At the risk of drawing flames from all partisans... I've been using MacOS, WinNT, Solaris, and Linux machines as desktop platforms for years, and I cannot honestly say that any of these systems is significantly better than the others for ordinary, day-to-day usage. Solaris is the loser when it comes to applications, but it runs for many months between reboots. My Mac, NT, and Linux boxen all run diverse application loads 24x7 for weeks at a time. Conversely, I can hose all three (a skill I have not yet mastered with Solaris). MacOS 8.x is preferable to the others when it comes to system maintenance, but undesirable for application testing. :-)
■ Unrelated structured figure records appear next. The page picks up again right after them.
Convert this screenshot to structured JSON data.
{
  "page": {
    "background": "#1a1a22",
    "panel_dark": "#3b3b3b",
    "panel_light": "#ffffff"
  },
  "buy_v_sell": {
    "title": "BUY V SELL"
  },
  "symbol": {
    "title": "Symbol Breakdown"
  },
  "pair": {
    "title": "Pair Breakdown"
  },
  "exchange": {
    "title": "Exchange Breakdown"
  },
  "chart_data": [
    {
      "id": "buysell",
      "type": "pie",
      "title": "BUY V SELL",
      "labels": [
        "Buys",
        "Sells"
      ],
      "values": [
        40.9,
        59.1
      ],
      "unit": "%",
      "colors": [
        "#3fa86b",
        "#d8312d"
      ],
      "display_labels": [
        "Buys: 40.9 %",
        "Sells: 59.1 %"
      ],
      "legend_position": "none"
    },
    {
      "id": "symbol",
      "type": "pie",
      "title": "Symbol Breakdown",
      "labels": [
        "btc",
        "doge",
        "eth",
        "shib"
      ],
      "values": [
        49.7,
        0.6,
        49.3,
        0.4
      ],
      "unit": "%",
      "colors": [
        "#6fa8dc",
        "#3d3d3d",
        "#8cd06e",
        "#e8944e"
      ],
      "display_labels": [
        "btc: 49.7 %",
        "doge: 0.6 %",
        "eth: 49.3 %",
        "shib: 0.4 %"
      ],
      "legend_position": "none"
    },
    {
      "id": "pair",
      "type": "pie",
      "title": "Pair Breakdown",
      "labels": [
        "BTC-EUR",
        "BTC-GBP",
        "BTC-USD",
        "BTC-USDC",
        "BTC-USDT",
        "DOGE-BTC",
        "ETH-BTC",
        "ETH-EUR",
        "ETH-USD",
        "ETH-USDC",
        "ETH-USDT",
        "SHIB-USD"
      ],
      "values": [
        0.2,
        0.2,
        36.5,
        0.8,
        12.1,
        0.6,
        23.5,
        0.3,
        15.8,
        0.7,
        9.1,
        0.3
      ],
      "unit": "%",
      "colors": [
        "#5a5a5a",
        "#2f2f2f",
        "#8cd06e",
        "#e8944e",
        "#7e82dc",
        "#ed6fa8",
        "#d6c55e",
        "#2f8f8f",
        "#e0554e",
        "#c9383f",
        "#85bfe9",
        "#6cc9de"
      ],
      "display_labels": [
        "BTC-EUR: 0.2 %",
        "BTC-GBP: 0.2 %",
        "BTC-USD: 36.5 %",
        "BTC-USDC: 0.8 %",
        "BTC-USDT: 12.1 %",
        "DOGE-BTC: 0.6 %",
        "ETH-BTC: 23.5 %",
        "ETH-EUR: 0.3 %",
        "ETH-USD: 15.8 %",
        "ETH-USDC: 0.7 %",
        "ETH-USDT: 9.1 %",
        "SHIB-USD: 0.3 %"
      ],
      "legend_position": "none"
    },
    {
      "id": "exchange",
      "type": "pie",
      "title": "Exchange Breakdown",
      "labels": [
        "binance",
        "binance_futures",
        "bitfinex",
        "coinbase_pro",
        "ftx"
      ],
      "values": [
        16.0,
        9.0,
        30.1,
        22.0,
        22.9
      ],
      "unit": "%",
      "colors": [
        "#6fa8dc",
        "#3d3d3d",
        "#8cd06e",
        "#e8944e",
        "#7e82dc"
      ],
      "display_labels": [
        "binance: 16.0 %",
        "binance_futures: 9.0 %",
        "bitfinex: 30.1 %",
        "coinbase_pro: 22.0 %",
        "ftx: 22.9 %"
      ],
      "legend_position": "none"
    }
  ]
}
Everything good Ben Adida says about Vicom Internet Gateway is equally true of the excellent Macintosh shareware program IPNetRouter by Sustainable Softworks. I have used this program on my PowerMac 7200/75 for about nine months, since my IP masquerading Linux router proved to be too flaky in the presence of power outages. (No flames, please. It's the simple truth.)
IPNetRouter does everything that I can think of wanting a software router to do. Furthermore, it has several advantages over VIG. 1. It supports unlimited clients. 2. The online documentation is excellent! 3. It's shareware. Try before you buy, for up to 30 days. 4. It's cheap: $89 for a one-gateway license, or half that price if you are an educational user.
In this era of slow, buggy bloatware, IPNetRouter is refreshingly small, fast, and reliable - as well as full-featured. And it's shareware, so you lose nothing by trying it.